Harry Potter and the Half-Baked Piece

Aside from the false setup of the lede of this story, which misstates what the professor said, I really think we ought to look at our own actions and quality of work before worrying about how we're portrayed in children's literature. A lot of very good bloggers and other critics are ripping into us every day and we ought to be paying attention to their comments instead of being defensive. If we're right, then stand up. If we're wrong, we need to fix things.

A weak moment of kindness, which doesn't happen often, led me to remove the byline.

Baylor University professor says Harry Potter books may give children negative view of journalism

Could Harry Potter be to blame for the struggling newspaper industry?

No, but a recent study by Baylor University journalism senior lecturer Amanda Sturgill indicates that the immensely popular JK Rowling series of books is not helping.

Sturgill and two others — Jessica Winney of the University of Houston-Clear Lake and Baylor’s Tina Libhart — analyzed all the quotes in the first six books of the series that made any mention of media, including newspapers, magazines, radio and textbooks.

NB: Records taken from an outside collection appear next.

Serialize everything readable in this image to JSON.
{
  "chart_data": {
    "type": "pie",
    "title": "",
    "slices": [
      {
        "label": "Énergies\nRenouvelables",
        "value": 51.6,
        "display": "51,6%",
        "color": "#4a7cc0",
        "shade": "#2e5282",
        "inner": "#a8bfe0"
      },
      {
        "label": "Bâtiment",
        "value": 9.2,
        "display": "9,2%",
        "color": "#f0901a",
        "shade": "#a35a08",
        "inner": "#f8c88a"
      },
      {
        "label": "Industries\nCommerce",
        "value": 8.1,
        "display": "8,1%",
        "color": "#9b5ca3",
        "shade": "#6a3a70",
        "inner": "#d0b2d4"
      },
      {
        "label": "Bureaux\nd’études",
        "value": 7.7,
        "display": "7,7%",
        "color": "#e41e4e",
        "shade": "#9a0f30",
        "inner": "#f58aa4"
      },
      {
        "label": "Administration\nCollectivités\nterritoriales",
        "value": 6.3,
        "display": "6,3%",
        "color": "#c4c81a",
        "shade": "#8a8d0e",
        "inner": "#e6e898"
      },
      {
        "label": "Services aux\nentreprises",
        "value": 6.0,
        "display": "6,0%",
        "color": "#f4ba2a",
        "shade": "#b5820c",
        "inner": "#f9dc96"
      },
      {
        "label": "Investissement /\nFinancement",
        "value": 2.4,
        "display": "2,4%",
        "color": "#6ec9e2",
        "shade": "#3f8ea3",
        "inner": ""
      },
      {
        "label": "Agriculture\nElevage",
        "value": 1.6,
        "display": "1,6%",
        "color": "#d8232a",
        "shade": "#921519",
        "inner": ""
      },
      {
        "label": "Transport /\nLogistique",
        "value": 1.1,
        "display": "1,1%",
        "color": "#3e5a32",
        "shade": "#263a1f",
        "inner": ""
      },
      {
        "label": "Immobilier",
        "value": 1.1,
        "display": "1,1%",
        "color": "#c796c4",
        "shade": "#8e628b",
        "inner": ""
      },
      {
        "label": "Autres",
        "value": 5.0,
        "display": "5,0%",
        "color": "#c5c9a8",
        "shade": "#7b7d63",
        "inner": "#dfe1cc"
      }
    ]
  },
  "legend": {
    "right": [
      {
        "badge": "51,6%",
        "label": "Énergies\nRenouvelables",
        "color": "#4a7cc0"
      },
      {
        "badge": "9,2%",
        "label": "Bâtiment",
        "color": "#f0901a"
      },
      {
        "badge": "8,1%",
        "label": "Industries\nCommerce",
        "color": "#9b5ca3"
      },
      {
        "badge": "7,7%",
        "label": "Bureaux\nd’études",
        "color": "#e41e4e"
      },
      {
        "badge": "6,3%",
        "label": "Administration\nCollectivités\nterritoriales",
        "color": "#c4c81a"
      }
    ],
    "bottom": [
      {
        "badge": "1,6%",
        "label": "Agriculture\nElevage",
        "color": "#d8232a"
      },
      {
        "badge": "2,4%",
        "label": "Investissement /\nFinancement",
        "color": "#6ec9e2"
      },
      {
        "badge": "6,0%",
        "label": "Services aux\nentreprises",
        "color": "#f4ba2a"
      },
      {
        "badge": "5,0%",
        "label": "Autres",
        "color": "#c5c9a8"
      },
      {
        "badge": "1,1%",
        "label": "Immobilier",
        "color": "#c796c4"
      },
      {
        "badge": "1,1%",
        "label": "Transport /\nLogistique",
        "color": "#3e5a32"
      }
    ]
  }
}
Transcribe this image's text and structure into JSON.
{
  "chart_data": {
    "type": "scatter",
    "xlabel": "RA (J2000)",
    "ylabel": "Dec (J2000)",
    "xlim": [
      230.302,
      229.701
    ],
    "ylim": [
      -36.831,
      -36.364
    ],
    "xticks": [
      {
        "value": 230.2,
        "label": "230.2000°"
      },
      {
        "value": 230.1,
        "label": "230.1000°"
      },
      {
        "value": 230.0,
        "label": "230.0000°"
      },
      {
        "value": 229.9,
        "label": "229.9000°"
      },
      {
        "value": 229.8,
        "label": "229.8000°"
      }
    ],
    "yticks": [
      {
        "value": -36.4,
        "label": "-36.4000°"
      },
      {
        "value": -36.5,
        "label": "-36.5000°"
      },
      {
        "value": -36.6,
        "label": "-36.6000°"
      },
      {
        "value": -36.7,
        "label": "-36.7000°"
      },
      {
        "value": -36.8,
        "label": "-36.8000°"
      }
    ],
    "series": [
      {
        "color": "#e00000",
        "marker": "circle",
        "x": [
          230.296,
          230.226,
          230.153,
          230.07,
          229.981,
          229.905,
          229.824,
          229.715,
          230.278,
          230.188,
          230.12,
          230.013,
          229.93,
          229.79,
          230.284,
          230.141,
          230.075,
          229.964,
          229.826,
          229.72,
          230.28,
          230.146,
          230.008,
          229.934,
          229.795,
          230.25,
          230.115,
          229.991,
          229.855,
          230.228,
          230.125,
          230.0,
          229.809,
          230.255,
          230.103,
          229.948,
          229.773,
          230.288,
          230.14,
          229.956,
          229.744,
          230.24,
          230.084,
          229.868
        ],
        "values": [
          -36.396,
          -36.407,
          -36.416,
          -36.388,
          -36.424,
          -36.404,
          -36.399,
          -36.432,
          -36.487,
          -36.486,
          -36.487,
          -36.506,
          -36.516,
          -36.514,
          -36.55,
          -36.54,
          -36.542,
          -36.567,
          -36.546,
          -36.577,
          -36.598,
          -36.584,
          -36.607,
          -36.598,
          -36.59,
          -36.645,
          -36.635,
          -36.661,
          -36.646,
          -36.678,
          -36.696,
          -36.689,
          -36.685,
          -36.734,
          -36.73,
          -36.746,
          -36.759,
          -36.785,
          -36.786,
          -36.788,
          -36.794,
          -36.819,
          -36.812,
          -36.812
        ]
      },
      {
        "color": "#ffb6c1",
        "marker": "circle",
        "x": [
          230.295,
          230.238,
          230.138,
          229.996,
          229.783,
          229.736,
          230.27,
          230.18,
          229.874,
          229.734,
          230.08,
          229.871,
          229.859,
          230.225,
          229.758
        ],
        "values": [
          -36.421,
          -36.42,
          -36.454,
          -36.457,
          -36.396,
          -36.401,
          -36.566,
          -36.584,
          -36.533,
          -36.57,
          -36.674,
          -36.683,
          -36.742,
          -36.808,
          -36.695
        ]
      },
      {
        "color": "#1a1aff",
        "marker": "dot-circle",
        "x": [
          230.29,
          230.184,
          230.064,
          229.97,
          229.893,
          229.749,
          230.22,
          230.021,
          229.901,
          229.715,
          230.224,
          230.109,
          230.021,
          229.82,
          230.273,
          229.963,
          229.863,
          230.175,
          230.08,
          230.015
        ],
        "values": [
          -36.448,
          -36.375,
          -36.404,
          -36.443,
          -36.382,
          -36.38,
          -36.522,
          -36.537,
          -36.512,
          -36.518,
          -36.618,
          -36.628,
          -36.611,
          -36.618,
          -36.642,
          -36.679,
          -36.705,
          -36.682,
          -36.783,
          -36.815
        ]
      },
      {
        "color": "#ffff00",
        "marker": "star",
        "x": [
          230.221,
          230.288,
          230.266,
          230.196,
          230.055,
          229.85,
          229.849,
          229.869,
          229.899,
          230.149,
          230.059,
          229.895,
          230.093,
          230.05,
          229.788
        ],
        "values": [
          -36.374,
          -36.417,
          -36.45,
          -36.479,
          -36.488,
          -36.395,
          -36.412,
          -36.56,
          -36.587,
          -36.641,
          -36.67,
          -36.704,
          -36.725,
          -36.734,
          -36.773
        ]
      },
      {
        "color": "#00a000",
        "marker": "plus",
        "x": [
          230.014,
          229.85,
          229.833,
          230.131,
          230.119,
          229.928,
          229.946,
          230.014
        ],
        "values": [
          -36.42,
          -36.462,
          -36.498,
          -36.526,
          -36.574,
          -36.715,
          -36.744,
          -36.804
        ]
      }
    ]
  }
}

What they found is that the books largely “present an unnecessarily pessimistic view of journalism today,” Sturgill said.

And, Sturgill says, because books children read, whether fiction or nonfiction, can play a powerful role in helping children learn about the world around them, there is a good chance that the negative portrayal of journalists in Rowling’s books could sway their perception of the field.

There was an example here and there of positive portrayals of journalists, Sturgill said, but those mostly involve The Quibbler, a tabloid that doesn’t really represent mainstream media.